Always within the lines.

As long as I can remember I have always been good. 

Listening well and do what was asked of me.

Even though I grumbled sometimes, I did it eventually. 

At school I was the one in the class that was always bullied.

I didn’t even dare say anything. Not in class. Not to the teacher. Not to the other children. To no one.

If I said anything then I would be bullied or laughed at.

I was very shy and, as you understand, had few friends.

It took me decades before I really stood up for myself.

Sometimes it’s still difficult to say everything I would like to say to people I have in front of me. I just think… and think.

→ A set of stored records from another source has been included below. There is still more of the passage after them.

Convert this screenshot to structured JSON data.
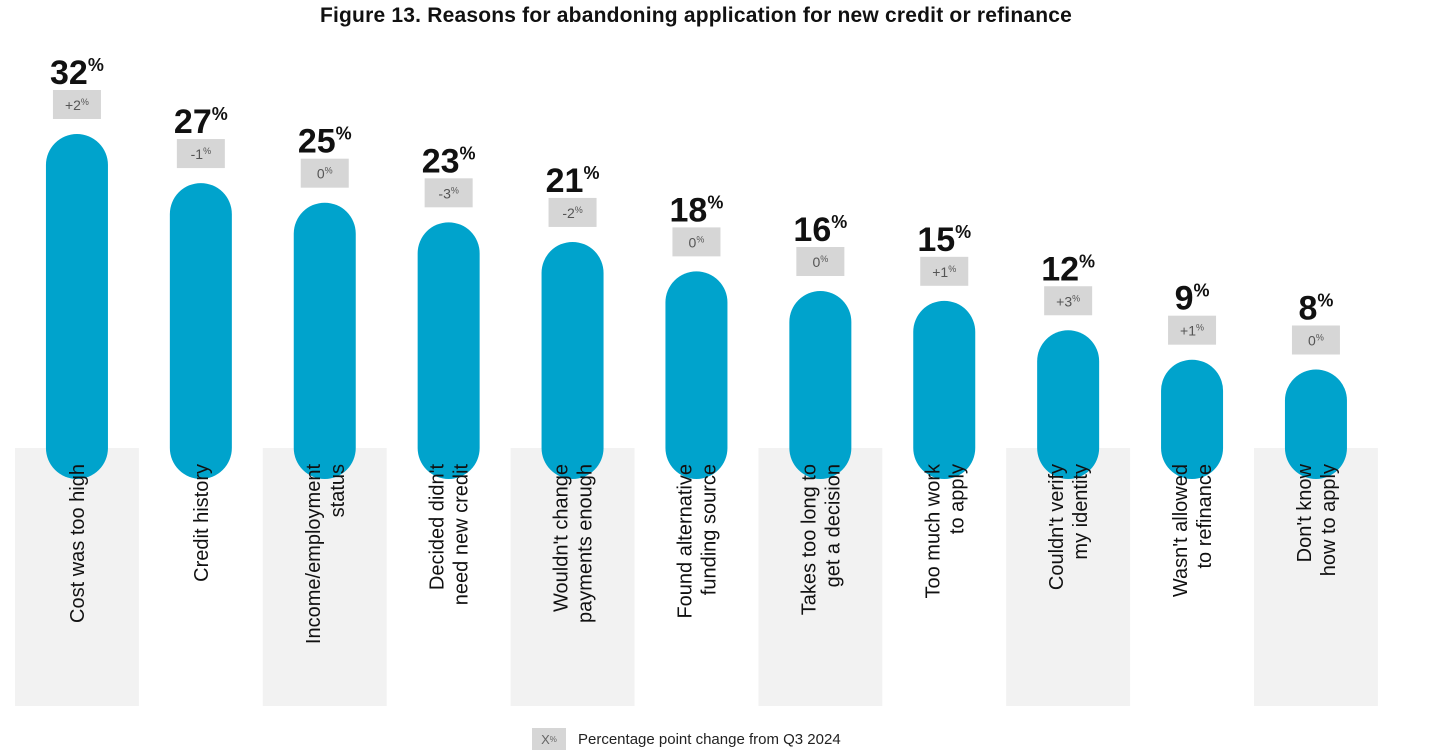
{
  "chart_data": {
    "type": "bar",
    "title": "Figure 13. Reasons for abandoning application for new credit or refinance",
    "categories": [
      "Cost was too high",
      "Credit history",
      "Income/employment status",
      "Decided didn't need new credit",
      "Wouldn't change payments enough",
      "Found alternative funding source",
      "Takes too long to get a decision",
      "Too much work to apply",
      "Couldn't verify my identity",
      "Wasn't allowed to refinance",
      "Don't know how to apply"
    ],
    "category_lines": [
      [
        "Cost was too high"
      ],
      [
        "Credit history"
      ],
      [
        "Income/employment",
        "status"
      ],
      [
        "Decided didn't",
        "need new credit"
      ],
      [
        "Wouldn't change",
        "payments enough"
      ],
      [
        "Found alternative",
        "funding source"
      ],
      [
        "Takes too long to",
        "get a decision"
      ],
      [
        "Too much work",
        "to apply"
      ],
      [
        "Couldn't verify",
        "my identity"
      ],
      [
        "Wasn't allowed",
        "to refinance"
      ],
      [
        "Don't know",
        "how to apply"
      ]
    ],
    "values": [
      32,
      27,
      25,
      23,
      21,
      18,
      16,
      15,
      12,
      9,
      8
    ],
    "value_unit": "%",
    "changes": [
      "+2",
      "-1",
      "0",
      "-3",
      "-2",
      "0",
      "0",
      "+1",
      "+3",
      "+1",
      "0"
    ],
    "change_unit": "%",
    "ylim": [
      0,
      32
    ],
    "colors": {
      "bar": "#00a3cc",
      "label_shade": "#f2f2f2",
      "change_box": "#d6d6d6"
    },
    "legend": {
      "swatch_text": "X",
      "swatch_unit": "%",
      "label": "Percentage point change from Q3 2024"
    }
  }
}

This feeling still works against me every day. Especially in my business.

When I try to sell a program or course I’m afraid people won’t pay me money for that. That feeling gets less as I get more and more experience wih selling.

Also because I have come to realize that I can also earn money. And also a lot if I want to.

This took some time and hard work.

Working on myself, loving myself, think I can make money too.

And that it is ok.

Damn, it’s ok!

Why should I make less money then I want to?

Because I’ve always accepted it! I always said: I don’t have much money. I don’t earn much money. I wish I had more money, but…

You see the pattern here?

I blogged as a budgetcoach and I was always writing about savings and having less money.

No wonder I wasn’t making more money.

I was always in the short zone.

Until I realised that and I made a switch.

I read a lot about money coaches, about making money and, what I missed mostly, about Money Mindset.

And that’s were the switch came.

I was not allowing myself to earn more money. It’s a logical story.

If I was only thinking about less money, I would never ever have more of it!

Within the lines…

It also goes back before I was making my own believes. We all get much of our believes from our parents. How they think about money and act with money is how I did it either. I was living the same live as they were living it. 

I don’t know how your experience is with your parents, but when I say something that is another opinion then they have then I will hear it. Often when I look at myself I see my parents. And the good things are ok, but if I see things were I think of differently it is a battle.

Will I always be within these lines?

Most of the time when I see them I am, just because they don’t get what I think. I’ve learned a lot the last years about entrepreneurs, business, money mindset and go on. They have no idea what I’m talking about. And that’s ok. 

But when I’m in my own zone, I’m not within the lines anymore.

I like drawing outside the lines and you know? It’s beautiful outside the lines.

I’m open for more to see.

You can not always be within the lines.

I want to tell you that you should not always be within the lines.

Are you? Within the lines right now?

Realise when you are and why.

Sometimes you just can’t do the things you want in your way and on your terms. You are not alone on this world. But it is good to realise when you are and when you aren’t.

You have to think about it, because you don’t want to life like others want you to.

At least they don’t!

And do you want them to live like you want them to? No, you don’t even think about that.

But you do think about what others think you should do. You know what? They don’t even know it that they do that. They don’t know that they put their believes, opinions and norms to you. They just think that their truth is the only truth. 

Stop that right now and live your life on your terms!